India is being rocked by protests and strikes against hard right Prime Minister Narendra Modi.

On 8 January 250 million workers joined a general strike against labour law reforms. As many as one in five workers stopped work, according to some unions. An economic slowdown has led to a surge in unemployment, and plans for privatisation of state-owned airlines, banks, and mining companies will mean further job losses.

Recent months have also seen mass protests against legislation designed to deny thousands of Muslim and Tamil refugees Indian citizenship.

Tens of thousands have defied bans on demonstrations, and police have shot dead around 25 people.

The Citizenship Amendment Act (CAA) would allow migrants from Bangladesh, Pakistan and Afghanistan to apply for citizenship—unless they are Muslim. There are 200 million Muslims living inside India, around 15 per cent of the population.

There is also anger regarding the National Register of Citizens (NRC) legislation which requires people to produce documents of ancestry to be enlisted as Indian citizens. When the ruling Bharatiya Janata Party (BJP) implemented this in Assam state in 2015 they said it was meant to “throw out infiltrators.” Now Modi wants to implement it nationally.

The BJP’s neo-liberal policies have made India’s rich and middle classes even more wealthy. But more than 20 per cent of Indians live below the official poverty line despite years of economic growth.

Last year Narendra Modi and the BJP swept back to power in an election landslide.

The opposition Indian National Congress vote collapsed.

Congress led the anti-colonial struggle against Britain. It has lived off the prestige of Congress leaders like Mahatma Gandhi who fought for independence. It also collaborated in partitioning the country along communal lines into India and Pakistan. Two million people died in the resulting crisis. The contested state of Jammu and Kashmir remains under Indian military occupation.

After independence in 1947, Congress pursued state-led capitalist development and social welfare. But following the global economic downturn of the 1970s, Congress turned to neo-liberal economic policies.

It also encouraged communalism to divide and rule. In 1984 Congress Prime Minister Indira Gandhi ordered a military assault on the most significant religious centre for Sikhs, Darbar Sahib (the Golden Temple) in Amritsar, Punjab. The attack killed thousands of civilians. Gandhi was later assassinated by two of her Sikh bodyguards, triggering riots in which 20,000 Sikhs were massacred. Subsequent Congress governments were increasingly authoritarian, corrupt, and unpopular.

The BJP has filled the vacuum as the preferred party of Indian capital. It has pursued neo-liberal policies and allied with the US war on terror as cover for increased Islamophobia and repression of the left.
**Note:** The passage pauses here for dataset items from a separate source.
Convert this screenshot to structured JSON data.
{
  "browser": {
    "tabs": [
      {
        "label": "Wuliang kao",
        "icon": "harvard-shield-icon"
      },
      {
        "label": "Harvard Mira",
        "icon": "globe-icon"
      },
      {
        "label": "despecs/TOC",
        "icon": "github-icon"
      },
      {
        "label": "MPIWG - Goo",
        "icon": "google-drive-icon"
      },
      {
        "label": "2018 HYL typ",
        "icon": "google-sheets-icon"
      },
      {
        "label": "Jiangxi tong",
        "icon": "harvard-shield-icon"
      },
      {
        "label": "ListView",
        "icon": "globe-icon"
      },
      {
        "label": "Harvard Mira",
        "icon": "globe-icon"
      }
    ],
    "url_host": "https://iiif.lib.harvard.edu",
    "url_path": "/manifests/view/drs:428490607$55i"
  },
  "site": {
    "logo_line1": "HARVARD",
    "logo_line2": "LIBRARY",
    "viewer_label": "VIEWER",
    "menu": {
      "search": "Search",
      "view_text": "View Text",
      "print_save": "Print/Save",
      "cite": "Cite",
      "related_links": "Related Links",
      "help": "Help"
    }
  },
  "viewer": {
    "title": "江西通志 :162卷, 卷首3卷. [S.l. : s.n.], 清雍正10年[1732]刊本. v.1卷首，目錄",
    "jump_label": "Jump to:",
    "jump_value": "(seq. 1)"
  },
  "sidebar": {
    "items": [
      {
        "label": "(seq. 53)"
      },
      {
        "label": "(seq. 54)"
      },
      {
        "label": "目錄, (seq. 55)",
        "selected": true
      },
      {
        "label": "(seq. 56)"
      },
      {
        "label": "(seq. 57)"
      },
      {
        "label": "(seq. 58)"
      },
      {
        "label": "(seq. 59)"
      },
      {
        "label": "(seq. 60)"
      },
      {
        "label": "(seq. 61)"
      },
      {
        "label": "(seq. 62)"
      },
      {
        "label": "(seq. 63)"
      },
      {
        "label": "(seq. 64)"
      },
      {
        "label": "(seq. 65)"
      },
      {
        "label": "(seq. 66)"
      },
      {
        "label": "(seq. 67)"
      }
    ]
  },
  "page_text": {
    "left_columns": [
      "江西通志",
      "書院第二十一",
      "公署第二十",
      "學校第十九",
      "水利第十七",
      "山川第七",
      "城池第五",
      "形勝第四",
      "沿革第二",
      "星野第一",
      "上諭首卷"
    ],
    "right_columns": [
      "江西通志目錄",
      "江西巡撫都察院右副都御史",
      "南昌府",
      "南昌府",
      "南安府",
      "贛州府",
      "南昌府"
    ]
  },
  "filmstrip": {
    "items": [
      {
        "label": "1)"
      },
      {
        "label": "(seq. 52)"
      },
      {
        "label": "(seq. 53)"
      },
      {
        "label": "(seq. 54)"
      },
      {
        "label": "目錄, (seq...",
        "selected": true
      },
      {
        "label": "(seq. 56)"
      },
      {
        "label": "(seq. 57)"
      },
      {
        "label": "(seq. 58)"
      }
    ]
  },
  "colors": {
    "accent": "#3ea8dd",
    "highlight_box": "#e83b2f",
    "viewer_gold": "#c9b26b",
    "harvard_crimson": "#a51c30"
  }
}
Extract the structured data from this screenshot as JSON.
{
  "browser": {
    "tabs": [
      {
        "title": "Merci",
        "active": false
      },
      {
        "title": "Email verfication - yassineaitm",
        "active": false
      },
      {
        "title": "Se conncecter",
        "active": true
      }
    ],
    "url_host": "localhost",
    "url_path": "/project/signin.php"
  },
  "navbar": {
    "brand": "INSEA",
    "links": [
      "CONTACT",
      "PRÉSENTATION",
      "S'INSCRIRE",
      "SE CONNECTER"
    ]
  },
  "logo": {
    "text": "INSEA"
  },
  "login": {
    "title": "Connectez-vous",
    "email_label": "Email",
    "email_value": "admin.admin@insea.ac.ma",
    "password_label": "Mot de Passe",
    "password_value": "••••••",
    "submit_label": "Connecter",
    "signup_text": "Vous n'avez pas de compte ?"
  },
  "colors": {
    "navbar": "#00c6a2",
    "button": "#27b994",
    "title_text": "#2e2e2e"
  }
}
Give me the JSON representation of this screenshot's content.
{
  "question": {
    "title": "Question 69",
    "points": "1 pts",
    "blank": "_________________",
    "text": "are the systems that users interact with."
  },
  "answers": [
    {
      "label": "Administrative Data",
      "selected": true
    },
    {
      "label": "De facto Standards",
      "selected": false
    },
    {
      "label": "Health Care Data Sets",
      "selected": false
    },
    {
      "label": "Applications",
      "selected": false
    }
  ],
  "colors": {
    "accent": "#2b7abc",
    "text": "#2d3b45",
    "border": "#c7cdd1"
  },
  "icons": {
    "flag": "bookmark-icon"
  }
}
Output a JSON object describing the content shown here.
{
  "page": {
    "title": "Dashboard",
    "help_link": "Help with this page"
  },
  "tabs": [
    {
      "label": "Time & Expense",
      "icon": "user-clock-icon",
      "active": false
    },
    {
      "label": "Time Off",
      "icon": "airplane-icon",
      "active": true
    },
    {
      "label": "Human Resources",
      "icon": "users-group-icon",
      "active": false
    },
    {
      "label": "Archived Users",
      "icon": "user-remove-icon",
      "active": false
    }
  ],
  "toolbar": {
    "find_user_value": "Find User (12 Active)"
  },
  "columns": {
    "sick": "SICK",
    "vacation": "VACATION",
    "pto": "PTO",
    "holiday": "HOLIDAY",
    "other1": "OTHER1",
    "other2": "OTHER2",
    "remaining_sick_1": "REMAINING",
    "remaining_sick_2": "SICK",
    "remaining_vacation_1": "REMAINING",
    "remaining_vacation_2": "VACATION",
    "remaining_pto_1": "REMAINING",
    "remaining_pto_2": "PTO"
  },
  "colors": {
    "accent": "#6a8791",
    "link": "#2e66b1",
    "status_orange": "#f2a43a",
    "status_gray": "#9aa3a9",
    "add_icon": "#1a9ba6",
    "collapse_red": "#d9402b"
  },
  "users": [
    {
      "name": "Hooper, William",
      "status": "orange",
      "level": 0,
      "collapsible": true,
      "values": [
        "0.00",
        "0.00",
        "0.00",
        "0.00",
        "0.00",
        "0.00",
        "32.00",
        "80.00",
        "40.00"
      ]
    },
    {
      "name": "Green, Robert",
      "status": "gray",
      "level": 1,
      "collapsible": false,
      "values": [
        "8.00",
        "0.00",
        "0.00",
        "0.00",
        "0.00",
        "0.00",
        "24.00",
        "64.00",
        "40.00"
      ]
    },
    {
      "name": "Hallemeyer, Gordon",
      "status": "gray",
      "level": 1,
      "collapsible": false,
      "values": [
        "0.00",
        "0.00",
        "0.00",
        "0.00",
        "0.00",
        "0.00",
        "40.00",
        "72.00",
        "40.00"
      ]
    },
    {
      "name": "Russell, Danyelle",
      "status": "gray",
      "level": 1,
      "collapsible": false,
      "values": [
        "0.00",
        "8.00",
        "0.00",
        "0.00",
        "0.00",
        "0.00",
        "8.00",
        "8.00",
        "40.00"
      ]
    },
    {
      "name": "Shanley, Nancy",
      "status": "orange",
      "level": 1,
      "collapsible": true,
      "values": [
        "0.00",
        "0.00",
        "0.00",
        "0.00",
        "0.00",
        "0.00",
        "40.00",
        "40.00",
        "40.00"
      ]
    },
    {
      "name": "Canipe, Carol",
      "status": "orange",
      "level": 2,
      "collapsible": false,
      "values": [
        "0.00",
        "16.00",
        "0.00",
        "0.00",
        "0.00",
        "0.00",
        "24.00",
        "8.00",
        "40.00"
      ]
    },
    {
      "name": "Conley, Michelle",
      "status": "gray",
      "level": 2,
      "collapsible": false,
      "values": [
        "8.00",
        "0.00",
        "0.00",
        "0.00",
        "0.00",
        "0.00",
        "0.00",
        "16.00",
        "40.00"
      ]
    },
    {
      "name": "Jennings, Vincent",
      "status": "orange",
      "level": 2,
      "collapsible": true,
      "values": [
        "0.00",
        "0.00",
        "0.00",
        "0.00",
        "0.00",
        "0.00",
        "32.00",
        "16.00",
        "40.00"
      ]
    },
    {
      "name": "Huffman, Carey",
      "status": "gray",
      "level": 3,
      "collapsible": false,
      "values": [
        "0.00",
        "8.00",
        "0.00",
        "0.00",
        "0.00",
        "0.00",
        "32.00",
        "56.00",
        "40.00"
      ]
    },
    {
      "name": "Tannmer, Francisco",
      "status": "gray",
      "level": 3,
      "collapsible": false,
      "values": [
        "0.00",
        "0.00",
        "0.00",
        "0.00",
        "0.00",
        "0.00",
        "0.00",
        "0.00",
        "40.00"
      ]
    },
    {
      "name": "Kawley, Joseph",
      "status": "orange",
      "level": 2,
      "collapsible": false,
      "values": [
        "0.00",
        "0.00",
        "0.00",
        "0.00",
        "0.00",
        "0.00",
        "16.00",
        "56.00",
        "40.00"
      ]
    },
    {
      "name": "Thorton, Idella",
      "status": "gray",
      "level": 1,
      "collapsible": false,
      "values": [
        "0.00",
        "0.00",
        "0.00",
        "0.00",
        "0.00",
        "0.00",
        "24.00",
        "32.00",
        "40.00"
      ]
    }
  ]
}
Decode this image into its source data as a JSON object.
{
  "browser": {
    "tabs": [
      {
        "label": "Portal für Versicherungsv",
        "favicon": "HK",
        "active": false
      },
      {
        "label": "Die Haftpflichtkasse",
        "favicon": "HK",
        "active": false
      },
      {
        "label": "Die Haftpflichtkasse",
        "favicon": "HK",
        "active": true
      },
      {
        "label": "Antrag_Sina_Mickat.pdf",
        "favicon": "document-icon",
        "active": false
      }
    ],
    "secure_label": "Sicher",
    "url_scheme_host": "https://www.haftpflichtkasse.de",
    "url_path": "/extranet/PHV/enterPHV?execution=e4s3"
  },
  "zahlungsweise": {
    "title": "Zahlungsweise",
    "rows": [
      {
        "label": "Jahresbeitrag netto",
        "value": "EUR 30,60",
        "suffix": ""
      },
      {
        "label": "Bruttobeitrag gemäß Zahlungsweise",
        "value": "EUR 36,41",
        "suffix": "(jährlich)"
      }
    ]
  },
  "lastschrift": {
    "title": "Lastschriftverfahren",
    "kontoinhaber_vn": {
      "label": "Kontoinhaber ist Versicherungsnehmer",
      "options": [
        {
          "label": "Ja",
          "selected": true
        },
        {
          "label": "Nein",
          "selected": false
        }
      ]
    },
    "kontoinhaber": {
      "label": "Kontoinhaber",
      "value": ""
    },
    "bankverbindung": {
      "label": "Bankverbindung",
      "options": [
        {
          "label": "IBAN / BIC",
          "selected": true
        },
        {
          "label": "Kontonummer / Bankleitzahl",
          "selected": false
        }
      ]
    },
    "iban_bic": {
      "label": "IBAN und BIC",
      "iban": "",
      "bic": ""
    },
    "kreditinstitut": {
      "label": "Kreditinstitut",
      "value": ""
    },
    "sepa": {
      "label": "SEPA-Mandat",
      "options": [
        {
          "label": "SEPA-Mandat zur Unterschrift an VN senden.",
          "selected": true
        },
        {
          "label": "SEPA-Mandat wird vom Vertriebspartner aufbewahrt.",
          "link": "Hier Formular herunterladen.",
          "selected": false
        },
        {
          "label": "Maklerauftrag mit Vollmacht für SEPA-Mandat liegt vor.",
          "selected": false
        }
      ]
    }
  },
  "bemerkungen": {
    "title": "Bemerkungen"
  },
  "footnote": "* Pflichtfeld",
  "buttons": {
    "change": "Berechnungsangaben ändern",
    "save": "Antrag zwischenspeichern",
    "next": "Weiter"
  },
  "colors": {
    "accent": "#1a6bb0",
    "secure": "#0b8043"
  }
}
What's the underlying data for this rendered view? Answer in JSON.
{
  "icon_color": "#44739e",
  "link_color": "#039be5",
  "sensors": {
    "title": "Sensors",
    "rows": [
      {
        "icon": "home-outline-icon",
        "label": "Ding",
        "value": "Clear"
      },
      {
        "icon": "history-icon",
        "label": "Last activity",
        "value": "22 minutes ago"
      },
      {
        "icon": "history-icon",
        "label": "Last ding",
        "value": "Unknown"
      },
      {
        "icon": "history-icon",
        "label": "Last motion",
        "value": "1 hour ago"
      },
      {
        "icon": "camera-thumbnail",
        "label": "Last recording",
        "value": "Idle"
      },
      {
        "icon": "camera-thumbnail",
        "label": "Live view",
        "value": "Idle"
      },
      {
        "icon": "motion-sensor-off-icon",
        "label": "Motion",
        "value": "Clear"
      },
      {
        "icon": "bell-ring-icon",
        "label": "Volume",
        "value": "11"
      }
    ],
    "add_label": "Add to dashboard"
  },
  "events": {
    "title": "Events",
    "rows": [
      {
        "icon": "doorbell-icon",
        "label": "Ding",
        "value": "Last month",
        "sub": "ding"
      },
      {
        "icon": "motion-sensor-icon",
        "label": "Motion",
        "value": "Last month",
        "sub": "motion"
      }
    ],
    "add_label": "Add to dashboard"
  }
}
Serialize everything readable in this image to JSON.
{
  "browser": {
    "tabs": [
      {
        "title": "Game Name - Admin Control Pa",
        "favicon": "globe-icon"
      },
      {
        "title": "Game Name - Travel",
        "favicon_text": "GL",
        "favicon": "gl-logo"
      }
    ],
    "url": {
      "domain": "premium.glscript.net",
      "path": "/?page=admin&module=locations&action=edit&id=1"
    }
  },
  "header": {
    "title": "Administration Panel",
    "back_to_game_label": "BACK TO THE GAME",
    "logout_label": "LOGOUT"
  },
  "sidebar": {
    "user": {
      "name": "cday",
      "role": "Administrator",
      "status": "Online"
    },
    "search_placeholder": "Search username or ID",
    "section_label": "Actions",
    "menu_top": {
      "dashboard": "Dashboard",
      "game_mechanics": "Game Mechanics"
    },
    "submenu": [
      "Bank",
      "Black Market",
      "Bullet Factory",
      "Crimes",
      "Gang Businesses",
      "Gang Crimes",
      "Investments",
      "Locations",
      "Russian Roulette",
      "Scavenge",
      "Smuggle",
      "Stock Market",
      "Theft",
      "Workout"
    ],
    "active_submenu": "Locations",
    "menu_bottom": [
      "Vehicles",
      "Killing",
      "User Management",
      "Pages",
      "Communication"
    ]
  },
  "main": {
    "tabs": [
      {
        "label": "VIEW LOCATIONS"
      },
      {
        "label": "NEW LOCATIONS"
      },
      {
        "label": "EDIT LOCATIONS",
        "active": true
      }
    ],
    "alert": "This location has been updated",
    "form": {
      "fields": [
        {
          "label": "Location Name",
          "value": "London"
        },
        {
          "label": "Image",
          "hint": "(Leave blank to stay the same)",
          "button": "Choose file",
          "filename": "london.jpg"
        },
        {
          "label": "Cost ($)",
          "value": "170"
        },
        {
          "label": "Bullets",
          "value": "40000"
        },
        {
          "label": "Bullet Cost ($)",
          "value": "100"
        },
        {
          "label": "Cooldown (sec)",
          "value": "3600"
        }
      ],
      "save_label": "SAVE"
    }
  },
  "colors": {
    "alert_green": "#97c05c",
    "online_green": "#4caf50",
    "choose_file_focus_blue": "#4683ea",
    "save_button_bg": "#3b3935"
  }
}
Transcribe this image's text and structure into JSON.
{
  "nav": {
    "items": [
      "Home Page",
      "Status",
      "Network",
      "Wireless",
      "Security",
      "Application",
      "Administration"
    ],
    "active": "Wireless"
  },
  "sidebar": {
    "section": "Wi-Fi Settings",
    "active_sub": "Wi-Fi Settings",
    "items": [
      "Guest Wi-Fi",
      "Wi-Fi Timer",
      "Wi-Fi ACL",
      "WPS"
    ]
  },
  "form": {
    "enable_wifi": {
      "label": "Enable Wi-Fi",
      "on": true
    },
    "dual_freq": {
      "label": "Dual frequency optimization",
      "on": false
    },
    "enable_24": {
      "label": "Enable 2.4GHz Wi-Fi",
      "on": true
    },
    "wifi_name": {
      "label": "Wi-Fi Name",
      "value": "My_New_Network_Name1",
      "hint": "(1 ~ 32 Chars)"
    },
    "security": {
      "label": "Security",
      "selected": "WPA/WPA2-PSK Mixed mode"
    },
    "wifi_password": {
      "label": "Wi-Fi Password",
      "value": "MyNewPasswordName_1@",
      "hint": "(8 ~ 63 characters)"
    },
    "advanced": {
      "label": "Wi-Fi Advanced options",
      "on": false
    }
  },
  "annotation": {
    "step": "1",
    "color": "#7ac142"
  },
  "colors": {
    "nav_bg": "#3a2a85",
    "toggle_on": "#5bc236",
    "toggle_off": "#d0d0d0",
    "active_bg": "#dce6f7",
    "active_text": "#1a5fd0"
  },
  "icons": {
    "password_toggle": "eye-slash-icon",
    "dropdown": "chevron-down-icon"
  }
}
The BJP is the electoral wing of the Rashtriya Swayamsevak Sangh (RSS). The RSS is a fascist organisation. It champions Hindutva, a far right version of Hindu nationalism. RSS leaders have advocated forced sterilisation of Muslims and have repeatedly organised communal violence, including the 2002 Gujarat riots in which 1000 Muslims were massacred.

Modi is a long standing member of the RSS and presided over the Gujarat riots as Chief Minister of the state. The RSS claims five million members, organised in 60,000 branches which provide ideological and also firearms training.

The RSS has street fighters with a record of mass murder and the BJP now has a majority in parliament.

But for the moment India’s ruling class does not require fascism to ensure its rule. The economic crisis is not deep enough, nor resistance to it from workers strong enough, for India’s bosses to feel sufficiently threatened. Economically Modi is pursuing the same neo-liberal attacks on workers as governments everywhere.

A previous BJP government was thrown out after one term in 2004 over anger at its failure to improve ordinary people’s lives. Modi’s recent legislative attacks on Muslims are a signal to RSS members that he remains committed to their extreme Hindu nationalism, and a way of diverting attention from his neo-liberalism.

The experience of fascist parties in Europe that have entered government, like the National Alliance (AN) in Italy and the Freedom Party in Austria, show the tensions he faces.

The AN’s leader, Gianfranco Fini, became deputy prime minister in a coalition government with Silvio Berlusconi’s Forza Italia in 2001, and declared himself “post-fascist” and loyal to parliamentary democracy. This was too much for many AN members who eventually resigned.

Both of India’s Communist parties were nearly wiped out in the election due to their record of implementing neo-liberal policies at local and state government level. The armed struggle in rural areas faces increasing repression from the military.

But the recent strikes and protests are an opportunity for the left to break out of the dead ends of electoralism and armed struggle—and build a more powerful resistance against Modi and the BJP, and the system they represent.